SUNDANCE 2020

Sundance 2020: Internet Streaming Killer Film 'Spree' is Intense Ride

by
January 30, 2020

Spree Review

We're driving ourselves insane! Spree is a wild ride of a film that takes that sentence and makes it literal - we follow a young rideshare app driver who gets addicted to internet popularity and goes on a crazy killing spree. It's the definitive "HOLY F**K" film of Sundance 2020, which is really a big compliment considering it's audacious and innovative and has an important message driving it. Spree is the most authentic, accurate villain origin story of these modern times - even moreso than Joker, which is a fair reference though they're quite different. It's an extremely brutally honest cautionary tale that thrilled the hell out of me. This is the kind of innovative, provocative film I love stumbling across at Sundance, and I'm glad it played at the fest.

Spree is the name of the rideshare app that Kurt Kunkle, played perfectly by Joe Keery, uses to make extra money. The story is told entirely through screens - it's the next great evolution in screen-based filmmaking following Searching (from Sundance 2018), Timur Bekmambetov's Profile (also in 2018), and the original short film Noah that started it all. The film utilizes a wide variety of various screens - including streaming video, various GoPro cameras, other found footage / CCTV footage, cell phone screens & apps, and plenty more. This allows us to become immersed in Kurt's digital world and understand exactly how it has begun to warp his mind. After creating a streaming channel and uploading videos for years, without anyone caring or watching, he finally comes up with an idea called "#TheLesson" and heads out around Los Angeles, picking people up, killing them with poisoned water, then dumping them out before finding another random victim.

Why is he doing this? What's the point? There is a point. There definitely is. And it may come across heavy-handed and bothersome to some, but it's a very important message. I really think this film will be seriously misunderstood by people who just don't get it. Because it's so REAL and it's scary as hell to realize that and accept that this is how things are and understand the very seriously honest points the film is making. The internet is a wild place, and when people get completely sucked into it, once they get lost in the fame & glory & popularity of clicks and viewers and tips and tokens and stars and likes, it distorts their perception of reality. Letting this go on too long, without any reasonable consequences, results in the creation of mad men like Kurt Kunkle. It is a cautionary tale, a film that is hoping teach us a lesson by watching this guy go mad.

It's supposed to be an entertaining comedy, but my heart was racing, and I was extremely nervous the entire time watching this. Writer / director Eugene Kotlyarenko impressed the hell out of me. Not only does he have an intelligent understanding of the way the internet controls us and warps our minds, but he is able to bring this to life perfectly with the screen storytelling we see in the film. He even went so far as to fill all the streaming comments, and worked on every little last detail seen on screen.
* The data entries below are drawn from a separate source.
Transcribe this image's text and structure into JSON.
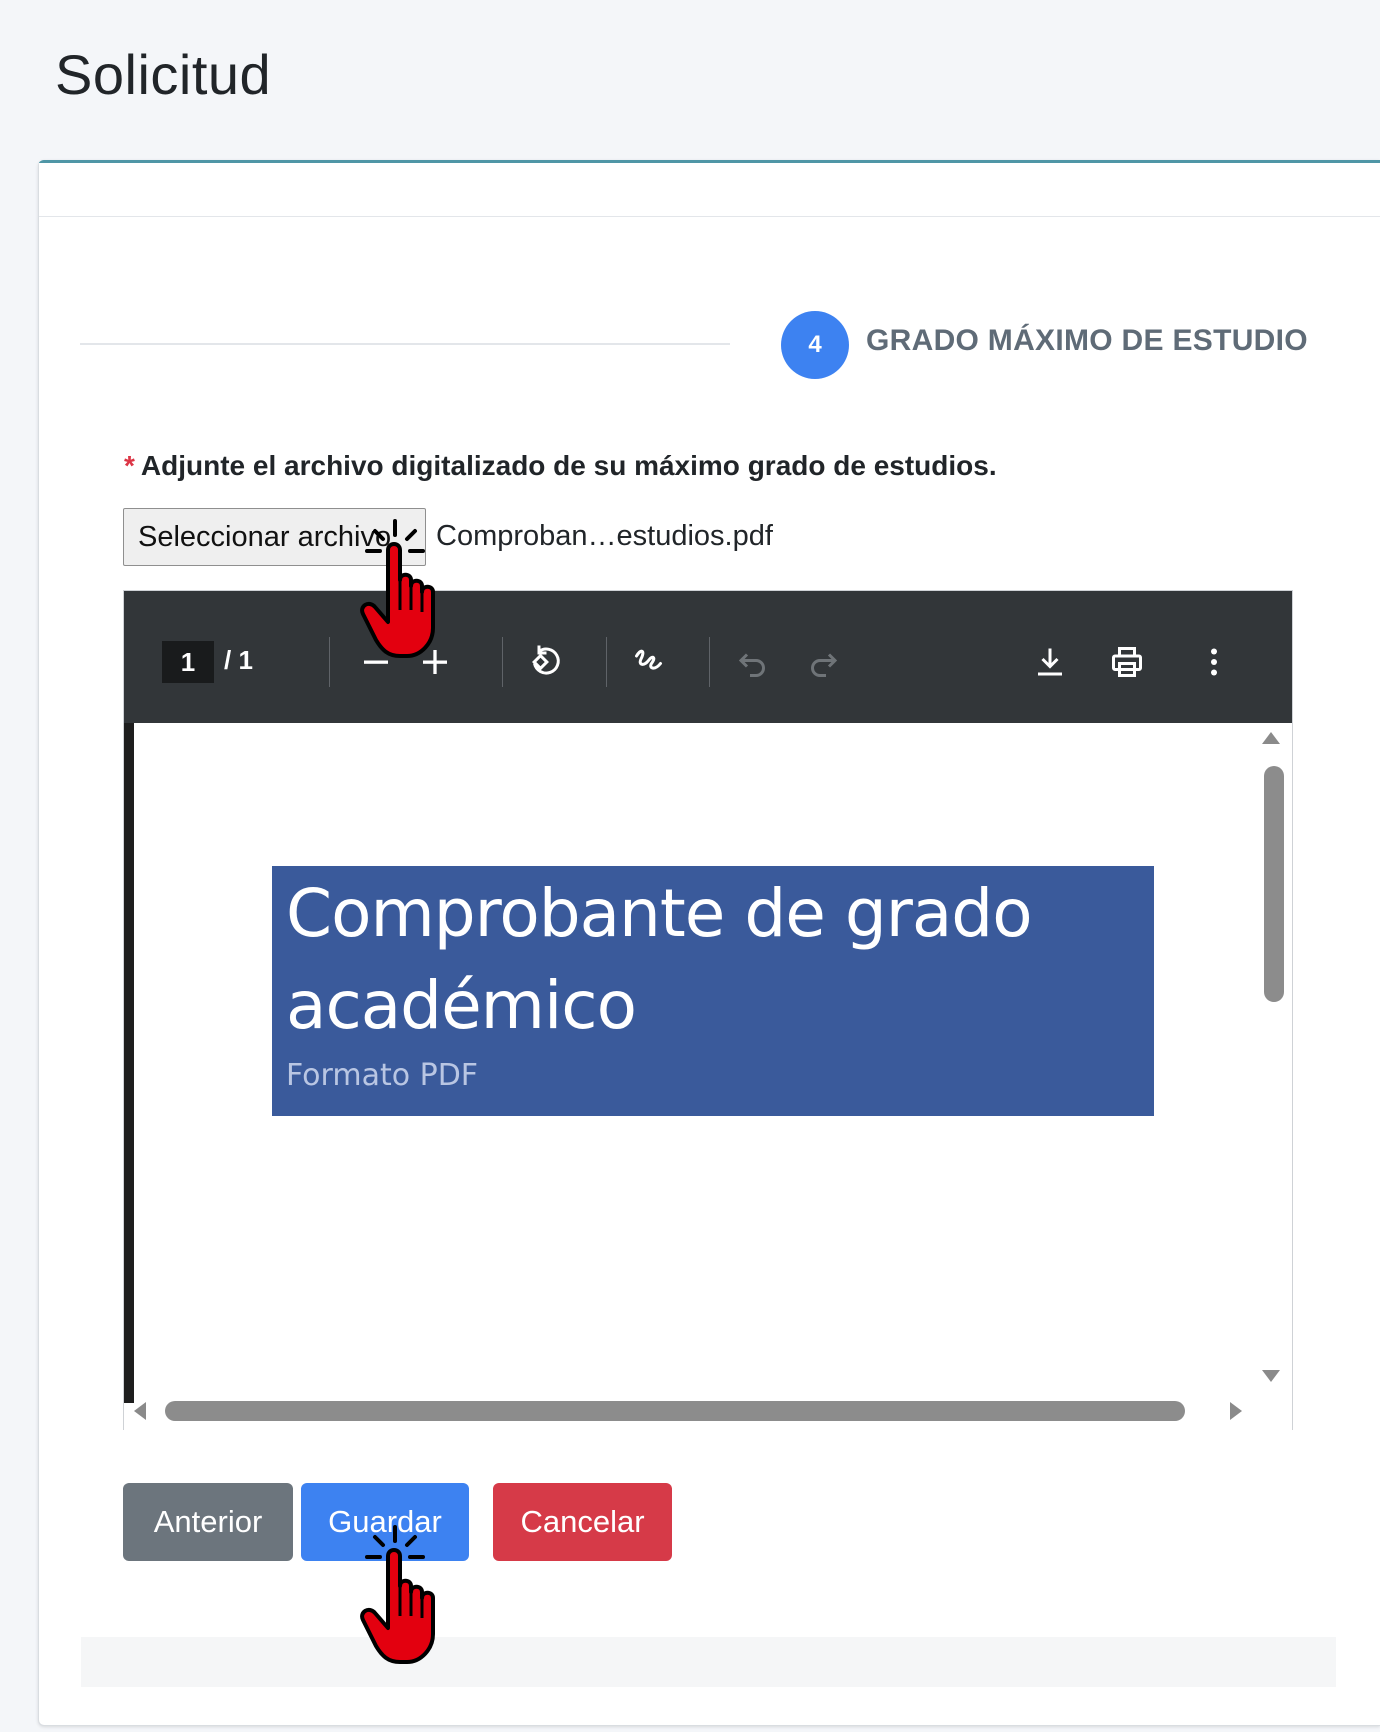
{
  "page": {
    "title": "Solicitud"
  },
  "stepper": {
    "number": "4",
    "label": "GRADO MÁXIMO DE ESTUDIO"
  },
  "form": {
    "required_mark": "*",
    "label": "Adjunte el archivo digitalizado de su máximo grado de estudios.",
    "file_button": "Seleccionar archivo",
    "file_name": "Comproban…estudios.pdf"
  },
  "pdf_viewer": {
    "page_current": "1",
    "page_total": "/ 1",
    "toolbar_icons": [
      "zoom-out-icon",
      "zoom-in-icon",
      "rotate-icon",
      "annotate-icon",
      "undo-icon",
      "redo-icon",
      "download-icon",
      "print-icon",
      "more-options-icon"
    ],
    "document": {
      "title": "Comprobante de grado académico",
      "subtitle": "Formato PDF"
    }
  },
  "actions": {
    "previous": "Anterior",
    "save": "Guardar",
    "cancel": "Cancelar"
  },
  "colors": {
    "primary": "#3d82f1",
    "secondary": "#6c757d",
    "danger": "#d63a48",
    "card_accent": "#4f96a6",
    "banner": "#3a5a9b",
    "cursor": "#e3000f"
  }
}
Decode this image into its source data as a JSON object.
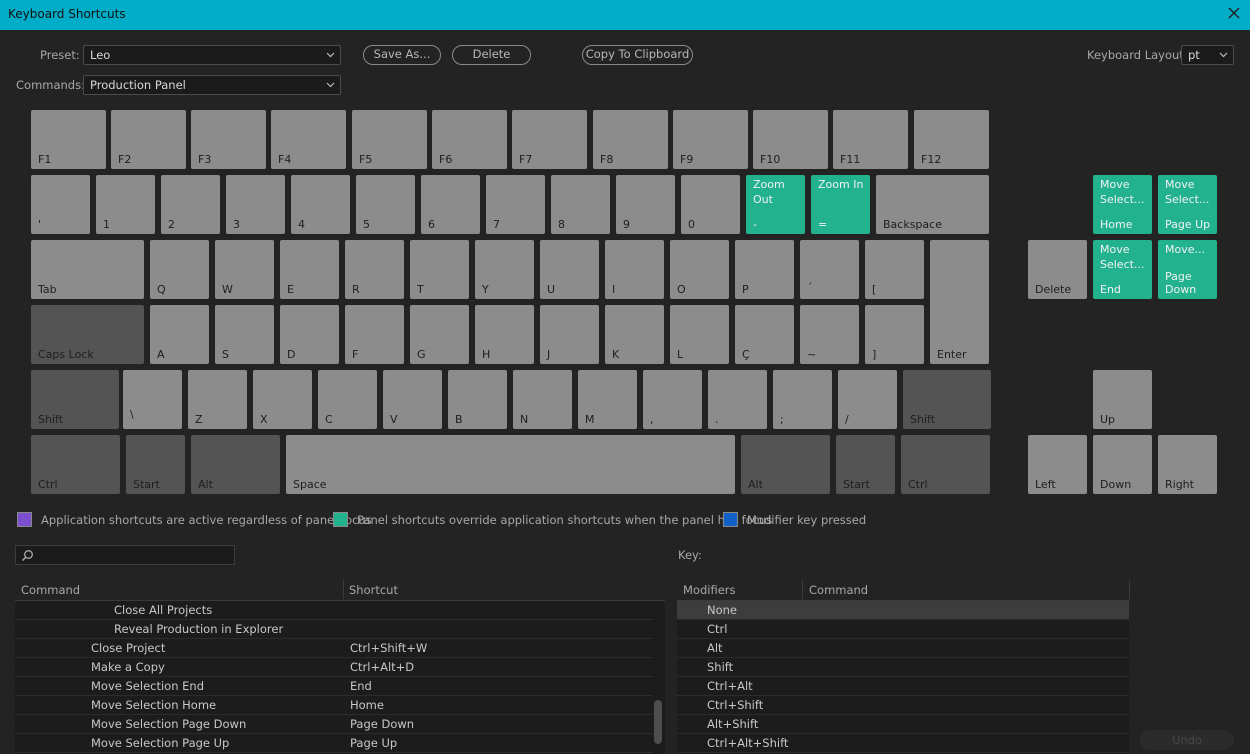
{
  "window": {
    "title": "Keyboard Shortcuts"
  },
  "toolbar": {
    "preset_label": "Preset:",
    "preset_value": "Leo",
    "save_as": "Save As...",
    "delete": "Delete",
    "copy": "Copy To Clipboard",
    "layout_label": "Keyboard Layout:",
    "layout_value": "pt",
    "commands_label": "Commands:",
    "commands_value": "Production Panel"
  },
  "keys": {
    "f1": "F1",
    "f2": "F2",
    "f3": "F3",
    "f4": "F4",
    "f5": "F5",
    "f6": "F6",
    "f7": "F7",
    "f8": "F8",
    "f9": "F9",
    "f10": "F10",
    "f11": "F11",
    "f12": "F12",
    "backtick": "'",
    "n1": "1",
    "n2": "2",
    "n3": "3",
    "n4": "4",
    "n5": "5",
    "n6": "6",
    "n7": "7",
    "n8": "8",
    "n9": "9",
    "n0": "0",
    "minus": "-",
    "equals": "=",
    "backspace": "Backspace",
    "tab": "Tab",
    "q": "Q",
    "w": "W",
    "e": "E",
    "r": "R",
    "t": "T",
    "y": "Y",
    "u": "U",
    "i": "I",
    "o": "O",
    "p": "P",
    "acute": "´",
    "lbracket": "[",
    "caps": "Caps Lock",
    "a": "A",
    "s": "S",
    "d": "D",
    "f": "F",
    "g": "G",
    "h": "H",
    "j": "J",
    "k": "K",
    "l": "L",
    "cced": "Ç",
    "tilde": "~",
    "rbracket": "]",
    "enter": "Enter",
    "lshift": "Shift",
    "backslash": "\\",
    "z": "Z",
    "x": "X",
    "c": "C",
    "v": "V",
    "b": "B",
    "n": "N",
    "m": "M",
    "comma": ",",
    "period": ".",
    "semicolon": ";",
    "slash": "/",
    "rshift": "Shift",
    "lctrl": "Ctrl",
    "lstart": "Start",
    "lalt": "Alt",
    "space": "Space",
    "ralt": "Alt",
    "rstart": "Start",
    "rctrl": "Ctrl",
    "home": "Home",
    "pageup": "Page Up",
    "delete": "Delete",
    "end": "End",
    "pagedown": "Page\nDown",
    "up": "Up",
    "left": "Left",
    "down": "Down",
    "right": "Right"
  },
  "assigned": {
    "zoom_out": "Zoom\nOut",
    "zoom_in": "Zoom In",
    "home_cmd": "Move\nSelect...",
    "pageup_cmd": "Move\nSelect...",
    "end_cmd": "Move\nSelect...",
    "pagedown_cmd": "Move..."
  },
  "legend": {
    "app": {
      "text": "Application shortcuts are active regardless of panel focus",
      "color": "#7b4fd0"
    },
    "panel": {
      "text": "Panel shortcuts override application shortcuts when the panel has focus",
      "color": "#23b28e"
    },
    "modifier": {
      "text": "Modifier key pressed",
      "color": "#1060c8"
    }
  },
  "key_label": "Key:",
  "commands_table": {
    "headers": {
      "command": "Command",
      "shortcut": "Shortcut"
    },
    "rows": [
      {
        "command": "Close All Projects",
        "shortcut": ""
      },
      {
        "command": "Reveal Production in Explorer",
        "shortcut": ""
      },
      {
        "command": "Close Project",
        "shortcut": "Ctrl+Shift+W"
      },
      {
        "command": "Make a Copy",
        "shortcut": "Ctrl+Alt+D"
      },
      {
        "command": "Move Selection End",
        "shortcut": "End"
      },
      {
        "command": "Move Selection Home",
        "shortcut": "Home"
      },
      {
        "command": "Move Selection Page Down",
        "shortcut": "Page Down"
      },
      {
        "command": "Move Selection Page Up",
        "shortcut": "Page Up"
      }
    ]
  },
  "modifiers_table": {
    "headers": {
      "modifiers": "Modifiers",
      "command": "Command"
    },
    "rows": [
      "None",
      "Ctrl",
      "Alt",
      "Shift",
      "Ctrl+Alt",
      "Ctrl+Shift",
      "Alt+Shift",
      "Ctrl+Alt+Shift"
    ]
  },
  "undo": "Undo"
}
He crafts an incredibly authentic "real-world" experience with Keery, including one awesome car chase and tons of other sequences (action & comedy all being live-streamed) that I still can't figure out how they shot to look so real. This film is made up of thousands of different elements and Kotlyarenko puts them all together like a thousand-piece puzzle.

Of course the guy in this is bad and bat shit crazy and evil, but that is the point. And if you're still wondering how things have gotten this bad and how the madness of the internet is allowing people to get even more toxic every day, this film shows it very clearly. It's a wake-up call for ALL of us. Listen to what actress (and real-life comedian) Sasheer Zamata playing comedian Jessie Adams says in this film, take her advice to heart. Don't write it off. The reason films like this keep being made and the reason they keep reminding us of how bad social media can be is because nothing is changing. It's not getting better. Things keeps getting worse. And I know a film won't suddenly change things, but there are a few moments in this when I wanted to stand up and cheer because sometimes we need to have these things told straight up, right to our face, without any sugar coating so we can hopefully realize we're ALL caught up in this vacuous, dishonest mania.

I believe this film achieves all that it sets out to do. It's not only entertaining and thrilling and intense. It's also a shocking, potentially life-changing look at how internet popularity and fame has created an entire subculture that is causing people to lose their mind. It shows us how society is interconnected in this exact way and becoming worse because we can't break free from our addiction to the internet and all that it offers. And it shares a contemporary story about a young man who, while fictional, is as-close-to-real of an example of the kind of person being created by a dangerously careless society. There are so many lessons to learn from this film, and it challenges us to think deeply about how involved we are, and how we are contributing.